Shimeks extracted $650 from me as a college student in the Summer of 1978,
which I later discovered was $50-$100 more than stateside retail. Invoking CPI-U we get a 2015/1978 ratio of 3.7 and a current value of $2400 I also dropped $200 (actual retail this time) for the kit version of the Hafler DH100 preamp.

(the SSA informs me I made $1900 that summer – thanks be to Mom who amply subsidized my education, room, board, beer, and audio that year).

By 1978 Shimeks was actively pushing moving coil phono replay with direct-drive turntables, both with stock tonearms and retrofitted with Grace tonearms along with decent solid state electronics (Audio Research and Mark Levinson came a bit later) – their demos with the Rogers monitor were ridiculously compelling – with 3D soundstages that extended well beyond the loudspeakers.

They had a trick which became de rigueur for me – stands with back-tilt. The LS3/5a always imaged well sitting straight up-and-down – but with a 25-degree tilt a good soundstage became cavernous with unparalleled instrumental focus. I was so intoxicated by that effect that I suspect I ignored the tonal-balance tradeoff.

(still I suggest that Herb Reichert give this a try and report back in a Follow Up)

That midrange! Lady singers never sounded so sweet in your living room. That definition! Acoustic guitars were transparently rendered – one could readily hear fingers, picks, nylon, and wound steel. We readily learned microphone techniques – and soon had disdain for mediocre and indifferent production.

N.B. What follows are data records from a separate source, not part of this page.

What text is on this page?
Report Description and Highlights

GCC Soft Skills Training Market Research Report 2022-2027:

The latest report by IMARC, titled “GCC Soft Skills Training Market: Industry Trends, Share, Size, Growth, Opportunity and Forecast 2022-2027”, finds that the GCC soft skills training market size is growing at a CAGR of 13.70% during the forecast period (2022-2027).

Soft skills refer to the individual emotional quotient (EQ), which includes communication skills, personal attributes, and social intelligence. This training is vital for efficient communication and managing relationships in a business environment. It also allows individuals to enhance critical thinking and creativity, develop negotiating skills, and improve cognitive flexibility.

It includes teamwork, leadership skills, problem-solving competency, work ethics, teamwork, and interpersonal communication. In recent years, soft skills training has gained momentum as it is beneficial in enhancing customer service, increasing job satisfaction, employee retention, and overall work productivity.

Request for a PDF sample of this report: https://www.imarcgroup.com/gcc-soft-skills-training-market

Several years later I was lent a fellow student’s uncle’s Bryston 3B and Audio Research SP-3 for only a few hours of alchemical magic with my BBC’s. Rickie Lee Jones was playing when my roommate walked in. He was stunned, stopped dead in his tracks and listened. With astonishment he said “it sounds like she’s in the room!” (thus independent, unsolicited confirmation of electronic wizardry).

Reichert is right – big speakers mostly get in their own way – few of them make that kind of holographic magic.

jimsusky's picture

I always liked the look of the speakers undressed - and dogmatically believed that the grills could not improve the sound.

MGM's picture

I built a pair of these Falcon LS3/5as and would broadly agree with the findings.
They are definitely brighter than my own, but one quickly adjusts to this
The friend I built them for for is extremely happy with them.

Casmar's picture

I have had mine for the past twenty eight years. With all their idiosyncrasies, they were the only constant units in my Hifi for all these years. The most fascinating aspect is how they sing in one room and pale by comparison in another.

Doctor Fine's picture

I guess there are too many riches available nowadays.
I bought the Spendors which can now be found for around $600 mint on Ebay.
And THESE were Herb's favorite 3/5 a few years ago.
At $600 the value is off the charts...
I will keep mine forever and I could easily afford to "upgrade."